La reaparición del crédito hipotecario bancario (con tasas que parten desde el 5% anual según el perfil del cliente) empieza a presentarse como una alternativa para acortar la distancia entre el alquiler y la casa propia, aunque condicionado por la capacidad de pago de los salarios, considera la analista. El crédito es, precisamente, la gran apuesta del ministro Luis Caputo para volver a prender uno de los motores de la economía.
Para entender el cuadro general, los analistas coinciden en poner la coyuntura en perspectiva histórica: la Argentina viene de modelos económicos focalizados casi exclusivamente en el consumo, pero construidos a costa de la pérdida constante de reservas, lo que generaba inestabilidad macroeconómica e incrementos sostenidos en la pobreza. La gestión actual encaró un giro estructural para priorizar la generación de divisas y la atracción de inversiones.
Sin embargo, esa segunda pata del esquema todavía muestra cierta debilidad. La incertidumbre política hace que las grandes inversiones demoren en concretarse, lo que vuelve más doloroso el impacto inmediato en el consumo y la industria, profundizando la erosión de los ingresos. El enfriamiento de la micro llevó también a bancos internacionales a recalibrar sus números. Tras registrar un segundo trimestre más débil de lo previsto (con una caída estimada de la actividad del 1,5% trimestral anualizada), J.P. Morgan recortó su proyección de crecimiento del PBI para todo el año a un 2,7% interanual.
Pese a estas señales de desaceleración en la calle, el Poder Ejecutivo cuenta con un blindaje macroeconómico considerable.

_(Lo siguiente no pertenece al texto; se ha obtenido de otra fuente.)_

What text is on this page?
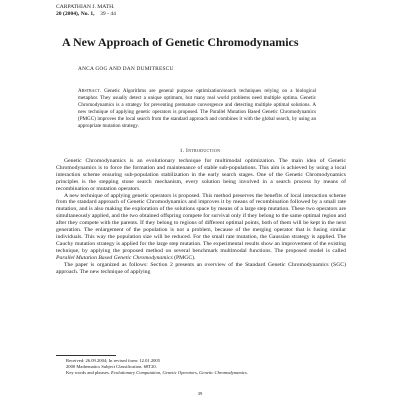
CARPATHIAN J. MATH.
20 (2004), No. 1, 39 - 44
A New Approach of Genetic Chromodynamics
ANCA GOG AND DAN DUMITRESCU
Abstract. Genetic Algorithms are general purpose optimization/search techniques relying on a biological metaphor. They usually detect a unique optimum, but many real world problems need multiple optima. Genetic Chromodynamics is a strategy for preventing premature convergence and detecting multiple optimal solutions. A new technique of applying genetic operators is proposed. The Parallel Mutation Based Genetic Chromodynamics (PMGC) improves the local search from the standard approach and combines it with the global search, by using an appropriate mutation strategy.
1. Introduction

Genetic Chromodynamics is an evolutionary technique for multimodal optimization. The main idea of Genetic Chromodynamics is to force the formation and maintenance of stable sub-populations. This aim is achieved by using a local interaction scheme ensuring sub-population stabilization in the early search stages. One of the Genetic Chromodynamics principles is the stepping stone search mechanism, every solution being involved in a search process by means of recombination or mutation operators.

A new technique of applying genetic operators is proposed. This method preserves the benefits of local interaction scheme from the standard approach of Genetic Chromodynamics and improves it by means of recombination followed by a small rate mutation, and is also making the exploration of the solutions space by means of a large step mutation. These two operators are simultaneously applied, and the two obtained offspring compete for survival only if they belong to the same optimal region and after they compete with the parents. If they belong to regions of different optimal points, both of them will be kept in the next generation. The enlargement of the population is not a problem, because of the merging operator that is fusing similar individuals. This way the population size will be reduced. For the small rate mutation, the Gaussian strategy is applied. The Cauchy mutation strategy is applied for the large step mutation. The experimental results show an improvement of the existing technique, by applying the proposed method on several benchmark multimodal functions. The proposed model is called Parallel Mutation Based Genetic Chromodynamics (PMGC).

The paper is organized as follows: Section 2 presents an overview of the Standard Genetic Chromodynamics (SGC) approach. The new technique of applying

Received: 26.09.2004; In revised form: 12.01.2005
2000 Mathematics Subject Classification. 68T20.
Key words and phrases. Evolutionary Computation, Genetic Operators, Genetic Chromodynamics.
39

En el frente externo, el Gobierno ya sobrecumplió la meta anual de acumulación de reservas netas pautada con el FMI de USD 8.000 millones, alcanzando un acumulado de USD 8.455 millones en lo que va del año, respaldado por un superávit comercial que superó los USD 2.000 millones mensuales en casi todo el primer semestre.
Esta mejora en las cuentas no pasó inadvertida para las agencias internacionales: Moody's elevó recientemente la calificación soberana de la Argentina a B-, equiparándola con la nota de Fitch y S&P. Sin embargo, el mercado financiero internacional mantiene la cautela. Dado que los rendimientos de los bonos argentinos continúan por encima del promedio de sus pares con la misma calificación crediticia, el Tesoro prefiere postergar las emisiones internacionales y abastecerse de liquidez en el mercado local mediante Bonares y títulos en pesos.
Hacia adelante, la marcha económica dependerá de cómo el Gobierno gestione ciertas presiones latentes. Por un lado, la suba del petróleo internacional (con el Brent cerca de los USD 98 por barril) choca con un mercado local de combustibles que cotiza como si el crudo estuviera en torno a los USD 84, acumulando un desfasaje que meterá presión sobre los surtidores. Por otro lado, en el frente financiero, el Banco Central deberá monitorear de cerca los importantes vencimientos en instrumentos dollar linked (como la Lelink D31L6, que supera los USD 2.200 millones) y la brecha en el mercado de liquidez CCL-MEP.